Over time this changed. Most importantly in 2010 there was a decision of The Supreme Court: Radmacher v Granatino  UKSC 42. In that case the Supreme Court found that the same rules should apply to agreements between married couples if they were reached before the marriage, during the marriage or after the marriage. All “nuptial agreements” were therefore to be treated the same. In the case of Radmacher the Supreme Court set down a rule which is meant to help courts decide how far an agreement is to be taken into account:
“The court should give effect to a nuptial agreement that is freely entered into by each party with a full appreciation of its implications unless in the circumstances prevailing it would not be fair to hold the parties to their agreement.”
What does that mean?
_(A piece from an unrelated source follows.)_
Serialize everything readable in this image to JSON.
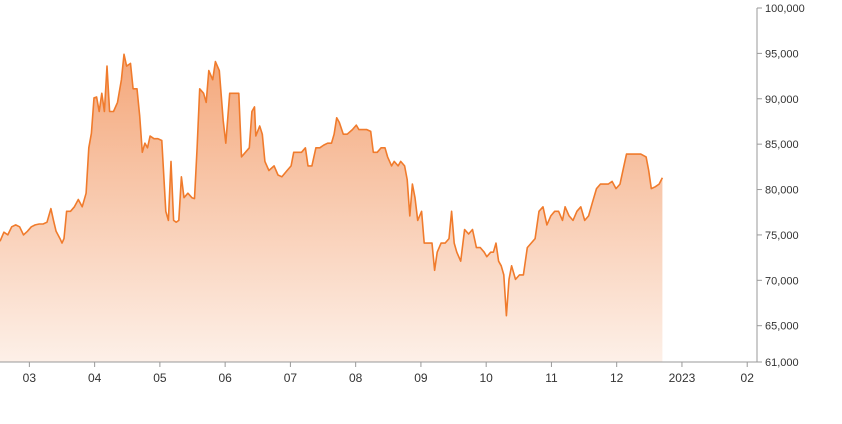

Well it means that courts will hold parties to their agreements unless the court decides that it would not be fair to do so. The following factors might make it unfair to hold parties to their agreement:
- Where one of the parties did not enter into the agreement “freely”;
- Other unconscionable conduct such as undue pressure falling short of duress;
- One of the parties did not have “a full appreciation of the implications of the agreement.”In other words they did not know what it meant.It would be relevant to consider whether they had any legal advice about the agreement.It would also be relevant whether the agreement had been properly explained to them by someone and whether they were intelligent enough to understand it.
- There has been a significant change of circumstances since the agreement, for example the parties have had children together.
It is quite likely that in a case where the agreement does not provide for the financially weaker party’s reasonable needs, a court would ignore the agreement or place less weight on it when deciding how to divide up the assets. In Radmacher the court stated:
“The parties are unlikely to have intended that their ante-nuptial agreement should result, in the event of the marriage breaking up, in one partner being left in a predicament of real need, while the other enjoys a sufficiency or more, and such a result is likely to render it unfair to hold the parties to their agreement.”